東日本大震災

 津波が田畑の上を船やビルを押し運んで行く映像を見て衝撃を受けた。こんなことが起こるなんて。仙台近郊の津波を被ったあたりは、自分は学生時代にバイクで走り回ったり海水浴に行ったりしたこともあり、知らない土地ではない。自然の前には人間は無力だと改めて思い知らされ、壊滅的な打撃にただ呆然とする。
 こんなプレート境界だらけの不安定な岩盤の上に乗った島国で、日本人はよくここまで頑張ってきたものだ。いや、常に地震や台風といった天災の恐怖が心の底に染み付いているからこそ、できることを精一杯に頑張ってこれたのかもしれない。地震のほとんどないフランスとは人々の考え方が違って当たり前なのだ。

 今、福島の原発事故がチェルノブイリ級の規模に発展しないかどうかが一番心配で、ニュースをチェックしている。現時点(日本時間 22:00)で「格納容器」が破損していないこと、冷却用に海水を注入し始めたことの報道があった。
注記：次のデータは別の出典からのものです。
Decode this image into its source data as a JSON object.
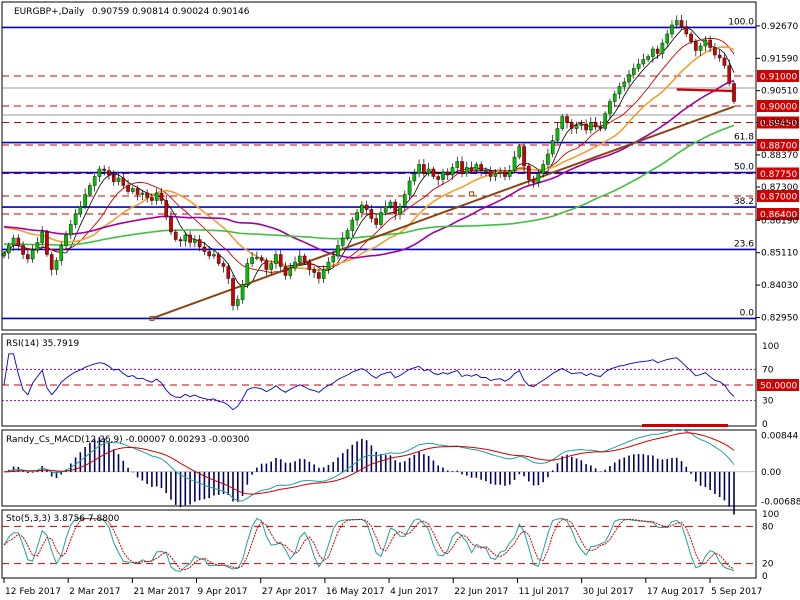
{
  "colors": {
    "bull": "#00c000",
    "bear": "#d00000",
    "blue": "#0000c8",
    "red": "#d00000",
    "ma_fast": "#000000",
    "ma_20": "#d00000",
    "ma_50": "#f0a030",
    "ma_100": "#a000a0",
    "ma_200": "#40c040",
    "trend": "#8b4513",
    "rsi": "#0000c8",
    "macd_sig": "#d00000",
    "macd_main": "#20a0a0",
    "sto_main": "#20a0a0",
    "sto_sig": "#d00000",
    "grid": "#808080"
  },
  "chart_data": [
    {
      "type": "candlestick",
      "title": "EURGBP+,Daily",
      "ohlc_text": "0.90759 0.90814 0.90024 0.90146",
      "ylim": [
        0.826,
        0.934
      ],
      "ticks": [
        "0.92670",
        "0.91590",
        "0.90510",
        "0.89450",
        "0.88370",
        "0.87300",
        "0.86190",
        "0.85110",
        "0.84030",
        "0.82950"
      ],
      "tick_values": [
        0.9267,
        0.9159,
        0.9051,
        0.8945,
        0.8837,
        0.873,
        0.8619,
        0.8511,
        0.8403,
        0.8295
      ],
      "highlighted_levels": [
        {
          "value": 0.91,
          "label": "0.91000"
        },
        {
          "value": 0.9,
          "label": "0.90000"
        },
        {
          "value": 0.8945,
          "label": "0.89450"
        },
        {
          "value": 0.887,
          "label": "0.88700"
        },
        {
          "value": 0.8775,
          "label": "0.87750"
        },
        {
          "value": 0.87,
          "label": "0.87000"
        },
        {
          "value": 0.864,
          "label": "0.86400"
        }
      ],
      "fib_levels": [
        {
          "label": "100.0",
          "value": 0.9262
        },
        {
          "label": "61.8",
          "value": 0.8878
        },
        {
          "label": "50.0",
          "value": 0.8778
        },
        {
          "label": "38.2",
          "value": 0.8663
        },
        {
          "label": "23.6",
          "value": 0.8522
        },
        {
          "label": "0.0",
          "value": 0.8292
        }
      ],
      "close": [
        0.851,
        0.8535,
        0.856,
        0.8535,
        0.8505,
        0.849,
        0.852,
        0.8545,
        0.858,
        0.8505,
        0.8455,
        0.8485,
        0.8535,
        0.857,
        0.8605,
        0.864,
        0.8665,
        0.8705,
        0.8735,
        0.8765,
        0.879,
        0.8785,
        0.877,
        0.8748,
        0.876,
        0.8735,
        0.8715,
        0.8725,
        0.8705,
        0.871,
        0.8695,
        0.8685,
        0.871,
        0.8685,
        0.863,
        0.858,
        0.8555,
        0.855,
        0.857,
        0.8545,
        0.8555,
        0.853,
        0.8515,
        0.85,
        0.8505,
        0.8475,
        0.8465,
        0.8425,
        0.8335,
        0.8355,
        0.8405,
        0.8475,
        0.8495,
        0.8495,
        0.8485,
        0.8455,
        0.8475,
        0.8505,
        0.8465,
        0.8435,
        0.846,
        0.848,
        0.85,
        0.848,
        0.8455,
        0.8445,
        0.8425,
        0.8455,
        0.848,
        0.85,
        0.8535,
        0.856,
        0.8585,
        0.862,
        0.8645,
        0.867,
        0.8655,
        0.8625,
        0.8605,
        0.8645,
        0.8665,
        0.868,
        0.864,
        0.8665,
        0.8705,
        0.875,
        0.8775,
        0.8805,
        0.8775,
        0.879,
        0.8765,
        0.8755,
        0.878,
        0.877,
        0.8795,
        0.8815,
        0.8775,
        0.8795,
        0.8785,
        0.8805,
        0.8785,
        0.8785,
        0.8765,
        0.8775,
        0.878,
        0.8765,
        0.8785,
        0.883,
        0.8865,
        0.88,
        0.8755,
        0.8745,
        0.8775,
        0.8805,
        0.884,
        0.8885,
        0.8925,
        0.8965,
        0.8945,
        0.8925,
        0.8935,
        0.894,
        0.892,
        0.8945,
        0.893,
        0.8925,
        0.8975,
        0.9015,
        0.904,
        0.9065,
        0.908,
        0.9105,
        0.9125,
        0.914,
        0.9155,
        0.9165,
        0.919,
        0.9175,
        0.921,
        0.924,
        0.927,
        0.9285,
        0.9265,
        0.924,
        0.9215,
        0.9185,
        0.92,
        0.922,
        0.9195,
        0.917,
        0.916,
        0.9135,
        0.9075,
        0.9015
      ]
    },
    {
      "type": "line",
      "title": "RSI(14) 35.7919",
      "ylim": [
        0,
        100
      ],
      "ticks": [
        "100",
        "70",
        "50.0000",
        "30",
        "0"
      ],
      "tick_values": [
        100,
        70,
        50,
        30,
        0
      ],
      "levels": [
        70,
        50,
        30
      ]
    },
    {
      "type": "bar",
      "title": "Randy_Cs_MACD(12,26,9) -0.00007 0.00293 -0.00300",
      "ylim": [
        -0.0075,
        0.0093
      ],
      "ticks": [
        "0.00844",
        "0.00",
        "-0.00688"
      ],
      "tick_values": [
        0.00844,
        0,
        -0.00688
      ]
    },
    {
      "type": "line",
      "title": "Sto(5,3,3) 3.8756 7.8800",
      "ylim": [
        0,
        100
      ],
      "ticks": [
        "100",
        "80",
        "20",
        "0"
      ],
      "tick_values": [
        100,
        80,
        20,
        0
      ],
      "levels": [
        80,
        20
      ]
    }
  ],
  "x_labels": [
    "12 Feb 2017",
    "2 Mar 2017",
    "21 Mar 2017",
    "9 Apr 2017",
    "27 Apr 2017",
    "16 May 2017",
    "4 Jun 2017",
    "22 Jun 2017",
    "11 Jul 2017",
    "30 Jul 2017",
    "17 Aug 2017",
    "5 Sep 2017"
  ]
}
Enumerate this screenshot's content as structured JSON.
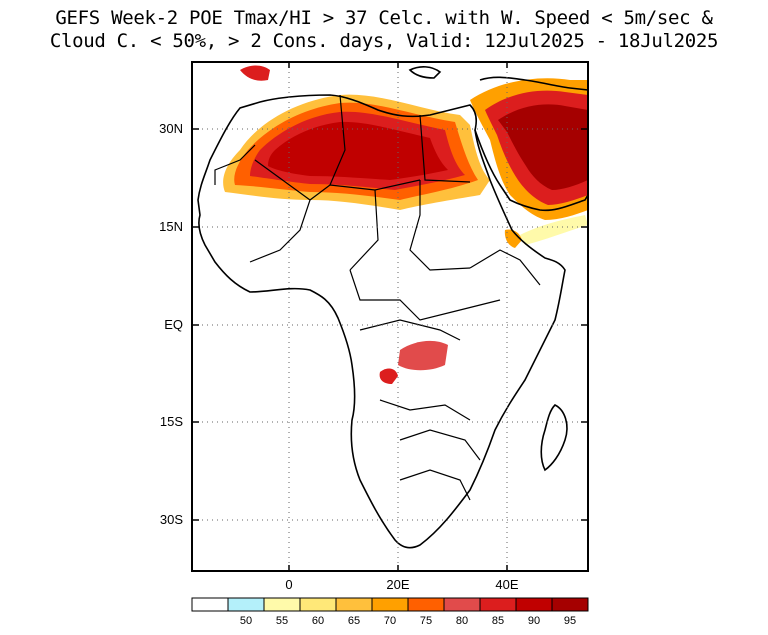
{
  "title": {
    "line1": "GEFS Week-2 POE Tmax/HI > 37 Celc. with W. Speed < 5m/sec &",
    "line2": "Cloud C. < 50%, > 2 Cons. days, Valid: 12Jul2025 - 18Jul2025"
  },
  "axes": {
    "lat_labels": [
      "30N",
      "15N",
      "EQ",
      "15S",
      "30S"
    ],
    "lon_labels": [
      "0",
      "20E",
      "40E"
    ]
  },
  "colorbar": {
    "labels": [
      "50",
      "55",
      "60",
      "65",
      "70",
      "75",
      "80",
      "85",
      "90",
      "95"
    ],
    "colors": [
      "#ffffff",
      "#b4f0fa",
      "#fffaaa",
      "#ffe878",
      "#ffc03c",
      "#ffa000",
      "#ff6000",
      "#e14b4b",
      "#dc1e1e",
      "#c00000",
      "#a50000"
    ]
  }
}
大規模な放射線拡散に至る可能性は低下したようで、少し安心した。

 深刻極まる状況の中でささやかながら感銘を受けたのは、与野党の政治家が党派を超えて人命救助に力を合わせると語った話。かねがね足の引っ張り合いのような党間抗争に国民はうんざりしていたはずだ。巨大な逆境の出現によって不毛な争いを止めざるを得なくなるという、『幼年期の終り』に似た状況が現実になったのだと思った。新聞も、何か事故が起こるたびに責任者を糾弾するといういつものトーンを今回は抑えているようで、評価できる。あと、日本人の沈着冷静さを中国のネットユーザーらが賞賛しているというのも嬉しい。また個人的に何名かの知人の方から、海外にいる私に「君の家族は大丈夫か」と心配するメールをいただいた。ありがたいことです。

 今後日本経済が復興するまで長い時間がかかるだろうけれど、自分は日本を信頼する。
 現在、被災して生命の危険に直面している方々には(そんな人がこの日記を読んでいるかどうか知らないけど)、どうか気持ちを強く持って生き延びて下さい、と祈るしかない。